Now run the Kitchen-Terraform tests using:

bundle exec kitchen verify

This executes the Inspec controls from the .kitchen.yml verifier section and will run the tests in the operating_system.rb and state_file.rb files. The output below is an example of Kitchen-Terraform running when you use the verify command.

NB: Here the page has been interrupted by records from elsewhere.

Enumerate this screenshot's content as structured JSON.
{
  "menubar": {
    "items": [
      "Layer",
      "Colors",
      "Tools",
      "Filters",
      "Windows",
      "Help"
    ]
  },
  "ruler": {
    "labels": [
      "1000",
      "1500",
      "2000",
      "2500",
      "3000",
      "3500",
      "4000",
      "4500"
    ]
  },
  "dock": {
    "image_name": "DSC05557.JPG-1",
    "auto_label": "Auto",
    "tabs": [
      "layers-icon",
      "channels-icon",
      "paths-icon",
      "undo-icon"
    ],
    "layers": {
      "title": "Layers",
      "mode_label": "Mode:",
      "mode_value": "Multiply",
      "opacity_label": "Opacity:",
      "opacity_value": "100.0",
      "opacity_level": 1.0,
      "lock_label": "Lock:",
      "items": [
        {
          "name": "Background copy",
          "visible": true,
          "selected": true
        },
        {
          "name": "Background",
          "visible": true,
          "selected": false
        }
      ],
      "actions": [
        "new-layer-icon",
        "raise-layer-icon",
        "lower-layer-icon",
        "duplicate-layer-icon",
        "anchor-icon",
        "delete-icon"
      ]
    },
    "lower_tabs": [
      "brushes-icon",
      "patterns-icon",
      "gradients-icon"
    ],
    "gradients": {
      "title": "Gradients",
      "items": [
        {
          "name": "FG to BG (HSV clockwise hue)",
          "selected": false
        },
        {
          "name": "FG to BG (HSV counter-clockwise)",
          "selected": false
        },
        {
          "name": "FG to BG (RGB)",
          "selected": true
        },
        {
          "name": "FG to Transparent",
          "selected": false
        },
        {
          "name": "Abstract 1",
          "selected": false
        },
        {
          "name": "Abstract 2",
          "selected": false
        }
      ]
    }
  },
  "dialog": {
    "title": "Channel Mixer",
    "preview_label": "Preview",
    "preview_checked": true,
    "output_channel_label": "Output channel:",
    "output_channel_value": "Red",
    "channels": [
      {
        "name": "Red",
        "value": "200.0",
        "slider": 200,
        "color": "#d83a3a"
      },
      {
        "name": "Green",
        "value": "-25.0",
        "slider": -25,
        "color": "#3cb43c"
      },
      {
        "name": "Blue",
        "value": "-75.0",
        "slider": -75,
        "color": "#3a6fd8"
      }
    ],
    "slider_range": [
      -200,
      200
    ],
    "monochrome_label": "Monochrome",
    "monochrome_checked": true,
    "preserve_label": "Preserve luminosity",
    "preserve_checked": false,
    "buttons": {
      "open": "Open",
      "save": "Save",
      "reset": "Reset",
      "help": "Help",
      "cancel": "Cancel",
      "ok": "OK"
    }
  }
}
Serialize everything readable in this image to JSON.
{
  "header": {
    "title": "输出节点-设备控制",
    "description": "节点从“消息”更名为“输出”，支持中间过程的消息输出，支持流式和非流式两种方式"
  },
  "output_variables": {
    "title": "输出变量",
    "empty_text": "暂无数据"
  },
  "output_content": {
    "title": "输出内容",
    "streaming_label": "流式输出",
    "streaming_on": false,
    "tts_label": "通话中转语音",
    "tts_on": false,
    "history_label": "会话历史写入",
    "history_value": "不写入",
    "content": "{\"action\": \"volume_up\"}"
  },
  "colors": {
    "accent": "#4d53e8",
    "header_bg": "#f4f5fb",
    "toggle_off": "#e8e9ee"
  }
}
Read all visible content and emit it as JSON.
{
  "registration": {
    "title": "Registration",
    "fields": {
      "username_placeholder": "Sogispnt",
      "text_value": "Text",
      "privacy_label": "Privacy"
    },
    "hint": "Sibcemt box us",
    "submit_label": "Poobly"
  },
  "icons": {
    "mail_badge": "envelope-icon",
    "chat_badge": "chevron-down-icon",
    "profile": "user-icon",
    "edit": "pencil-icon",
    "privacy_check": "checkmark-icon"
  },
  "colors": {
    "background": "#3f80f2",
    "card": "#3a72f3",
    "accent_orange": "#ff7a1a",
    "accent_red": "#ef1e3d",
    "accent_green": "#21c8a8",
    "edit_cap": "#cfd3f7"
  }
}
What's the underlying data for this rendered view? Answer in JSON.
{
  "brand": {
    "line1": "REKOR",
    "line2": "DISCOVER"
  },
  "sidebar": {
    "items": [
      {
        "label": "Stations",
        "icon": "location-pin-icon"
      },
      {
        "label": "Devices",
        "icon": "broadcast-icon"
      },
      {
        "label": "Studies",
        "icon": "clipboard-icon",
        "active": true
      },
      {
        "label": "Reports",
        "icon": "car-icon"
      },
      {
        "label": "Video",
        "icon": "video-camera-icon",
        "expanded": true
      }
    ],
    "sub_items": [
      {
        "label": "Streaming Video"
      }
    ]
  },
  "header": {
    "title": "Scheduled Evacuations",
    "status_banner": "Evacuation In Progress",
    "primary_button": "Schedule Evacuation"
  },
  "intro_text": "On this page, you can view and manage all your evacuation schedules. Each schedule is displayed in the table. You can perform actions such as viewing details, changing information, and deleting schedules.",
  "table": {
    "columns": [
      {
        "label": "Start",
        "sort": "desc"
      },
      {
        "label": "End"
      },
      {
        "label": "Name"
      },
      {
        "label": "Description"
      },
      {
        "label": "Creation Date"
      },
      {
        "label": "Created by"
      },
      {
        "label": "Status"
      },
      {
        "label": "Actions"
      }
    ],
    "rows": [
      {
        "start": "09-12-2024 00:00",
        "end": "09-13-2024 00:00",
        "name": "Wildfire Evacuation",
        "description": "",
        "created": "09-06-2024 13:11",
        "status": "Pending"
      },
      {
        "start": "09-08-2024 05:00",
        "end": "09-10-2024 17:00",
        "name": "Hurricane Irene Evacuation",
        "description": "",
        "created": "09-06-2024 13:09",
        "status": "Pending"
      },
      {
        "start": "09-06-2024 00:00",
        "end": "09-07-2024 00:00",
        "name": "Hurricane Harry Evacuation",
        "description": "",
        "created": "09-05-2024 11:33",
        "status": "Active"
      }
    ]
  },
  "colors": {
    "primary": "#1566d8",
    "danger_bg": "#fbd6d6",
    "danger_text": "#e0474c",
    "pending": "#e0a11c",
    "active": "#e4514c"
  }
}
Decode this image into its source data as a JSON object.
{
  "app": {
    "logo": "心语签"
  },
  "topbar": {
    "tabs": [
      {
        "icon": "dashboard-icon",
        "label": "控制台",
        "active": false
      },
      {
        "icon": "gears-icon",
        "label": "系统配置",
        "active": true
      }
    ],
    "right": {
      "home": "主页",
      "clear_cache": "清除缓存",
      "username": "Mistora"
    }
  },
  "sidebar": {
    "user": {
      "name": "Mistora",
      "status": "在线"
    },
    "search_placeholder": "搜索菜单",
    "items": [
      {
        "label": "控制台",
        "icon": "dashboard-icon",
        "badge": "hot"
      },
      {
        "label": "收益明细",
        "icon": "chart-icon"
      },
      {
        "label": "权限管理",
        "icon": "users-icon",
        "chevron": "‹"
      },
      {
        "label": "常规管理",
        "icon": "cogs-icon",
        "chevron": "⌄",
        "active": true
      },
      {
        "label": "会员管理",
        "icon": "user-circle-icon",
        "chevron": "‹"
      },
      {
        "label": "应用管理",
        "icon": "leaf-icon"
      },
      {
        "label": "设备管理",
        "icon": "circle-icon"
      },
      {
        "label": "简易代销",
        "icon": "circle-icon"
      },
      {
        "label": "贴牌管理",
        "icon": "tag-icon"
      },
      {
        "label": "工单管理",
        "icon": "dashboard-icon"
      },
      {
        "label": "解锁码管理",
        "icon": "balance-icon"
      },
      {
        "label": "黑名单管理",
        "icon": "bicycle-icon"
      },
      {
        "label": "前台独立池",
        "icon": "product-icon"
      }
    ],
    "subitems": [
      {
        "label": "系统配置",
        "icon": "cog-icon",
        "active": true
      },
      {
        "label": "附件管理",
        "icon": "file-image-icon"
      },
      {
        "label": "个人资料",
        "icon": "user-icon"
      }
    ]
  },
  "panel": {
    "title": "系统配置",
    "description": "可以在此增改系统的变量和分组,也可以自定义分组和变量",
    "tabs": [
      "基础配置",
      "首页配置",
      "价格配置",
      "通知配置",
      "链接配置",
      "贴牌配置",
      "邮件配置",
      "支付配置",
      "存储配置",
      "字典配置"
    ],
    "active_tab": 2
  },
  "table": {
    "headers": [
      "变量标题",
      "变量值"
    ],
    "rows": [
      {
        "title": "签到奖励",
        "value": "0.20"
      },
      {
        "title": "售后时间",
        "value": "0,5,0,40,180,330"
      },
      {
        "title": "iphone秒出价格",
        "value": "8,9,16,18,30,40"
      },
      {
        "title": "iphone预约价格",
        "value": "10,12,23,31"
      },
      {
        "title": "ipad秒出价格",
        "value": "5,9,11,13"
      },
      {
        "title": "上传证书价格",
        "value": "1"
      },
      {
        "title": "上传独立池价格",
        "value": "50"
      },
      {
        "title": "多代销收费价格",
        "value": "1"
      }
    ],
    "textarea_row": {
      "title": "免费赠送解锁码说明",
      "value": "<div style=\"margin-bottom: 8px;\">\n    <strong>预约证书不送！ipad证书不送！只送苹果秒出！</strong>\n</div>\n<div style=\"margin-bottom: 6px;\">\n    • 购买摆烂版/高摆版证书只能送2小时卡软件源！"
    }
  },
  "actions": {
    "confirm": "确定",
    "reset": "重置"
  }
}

-----> Starting Test Kitchen (v3.4.0)
-----> Setting up <example-ubuntu>...
       Finished setting up <example-ubuntu> (0m0.00s).
-----> Verifying <example-ubuntu>...
$$$$$$ Reading the Terraform input variables from the Kitchen instance state...
$$$$$$ Finished reading the Terraform input variables from the Kitchen instance state.
$$$$$$ Reading the Terraform output variables from the Kitchen instance state...
$$$$$$ Finished reading the Terraform output variables from the Kitchen instance state.
$$$$$$ Verifying the systems...
$$$$$$ Verifying the 'docker container' system...

       Profile: default
       Version: (not specified)
       Target:  ssh://root@localhost:2222

       ✔  operating_system: Command: `lsb_release -a`
           ✔  Command: `lsb_release -a` stderr is expected to match /lsb_release: command not found/
           ✔  Command: `uname -ar` stdout is expected to match /Linux/
           ✔  Command: `env -i bash -c '. /etc/os-release; echo $NAME'` stdout is expected to match /Ubuntu/


       Profile Summary: 1 successful control, 0 control failures, 0 controls skipped
       Test Summary: 3 successful, 0 failures, 0 skipped
$$$$$$ Finished verifying the 'docker container' system.
$$$$$$ Verifying the 'terraform state' system...

       Profile: default
       Version: (not specified)
       Target:  local://

       ✔  state_files: the terraform state file
           ✔  the terraform state file is expected to exist


       Profile Summary: 1 successful control, 0 control failures, 0 controls skipped
       Test Summary: 1 successful, 0 failures, 0 skipped
$$$$$$ Finished verifying the 'terraform state' system.
$$$$$$ Finished verifying the systems.
       Finished verifying <example-ubuntu> (0m6.20s).
-----> Test Kitchen is finished. (0m7.62s)

Once you are finished running the tests with:

bundle exec kitchen verify

Run the following in the terminal:

bundle exec kitchen destroy

This will destroy the docker container and delete all information for that instance.